After the joke died, Meyers added, “Anybody who doesn’t get it, stay after and we’ll do a… Baze, I think, told me he drew a diagram.  We should offer more, like, stay after if you didn’t get any of the jokes.”

Meyers wasn’t the only one apologizing for jokes this week. Here’s Jimmy Fallon stumbling backwards after his Tiger Woods joke didn’t land: “Nike and Tiger Woods just ended their 27-year partnership. Tiger’s about to be 50, so he’s trying to choose between New Balance and Florsheim. … It’s not every day you hear a Florsheim reference. Yeah.”

Meanwhile, Stephen Colbert got a muted response with this welcome-back message: “Happy New Year, everybody, a little belatedly but 2024 is finally here. Scientists warned us for decades that it would start on January 1st, and yet, we did nothing.”

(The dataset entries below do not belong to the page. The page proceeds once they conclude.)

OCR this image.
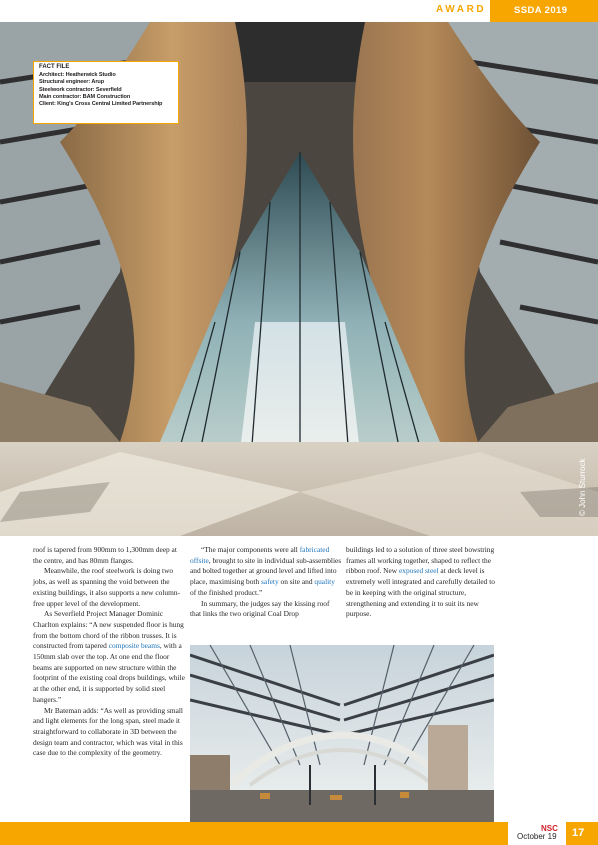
AWARD	SSDA 2019
© John Sturrock
FACT FILE
Architect: Heatherwick Studio
Structural engineer: Arup
Steelwork contractor: Severfield
Main contractor: BAM Construction
Client: King's Cross Central Limited Partnership

roof is tapered from 900mm to 1,300mm deep at the centre, and has 80mm flanges.

Meanwhile, the roof steelwork is doing two jobs, as well as spanning the void between the existing buildings, it also supports a new column-free upper level of the development.

As Severfield Project Manager Dominic Charlton explains: “A new suspended floor is hung from the bottom chord of the ribbon trusses. It is constructed from tapered composite beams, with a 150mm slab over the top. At one end the floor beams are supported on new structure within the footprint of the existing coal drops buildings, while at the other end, it is supported by solid steel hangers.”

Mr Bateman adds: “As well as providing small and light elements for the long span, steel made it straightforward to collaborate in 3D between the design team and contractor, which was vital in this case due to the complexity of the geometry.

“The major components were all fabricated offsite, brought to site in individual sub-assemblies and bolted together at ground level and lifted into place, maximising both safety on site and quality of the finished product.”

In summary, the judges say the kissing roof that links the two original Coal Drop

buildings led to a solution of three steel bowstring frames all working together, shaped to reflect the ribbon roof. New exposed steel at deck level is extremely well integrated and carefully detailed to be in keeping with the original structure, strengthening and extending it to suit its new purpose.

© John Sturrock
NSC
October 19 17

And leave it to Fallon to make the Epstein joke that even Aaron Rodgers was trying to avoid vis a vis the Alaska Airlines malfunction: “The door blew off. You know you’re on a bad plane when it knocks Jeffrey Epstein’s plane out of the news.”

A day later, Fallon was at it again with another Epstein joke that elicited uncomfortable groans from the audience: “Trump said, ‘I found the Immunity Idol in a remote tropical location known as Epstein’s Island. That’s the only reason I was down there. To get this beautiful Immunity Idol. No other reason.’” 

In This Week in Parallel Thinking, the late-night comics decided that sketch artists were the best vehicle for describing Trump’s multiple court appearances in recent days.  Here was Fallon’s version: “Yeah, another court hearing for Trump. At this point, the courtroom sketch artist doesn’t even draw him. She just traces the grooves in her desk.”

While Jimmy Kimmel weighed in with his version of essentially the same joke: “Trump’s spent so much time at court the sketch artists are running out of orange pastels.”

Let’s end the week with this groaner from Colbert, nearly a week late with this joke about Golden Globes fashion: “Actress Gillian Anderson turned heads at the Golden Globes last Sunday when she wore a dress covered with embroidered vulvas sewn onto the skirt, custom-made by designer Gabriella Hearst. And not, as I expected, Dolce and Vagina.”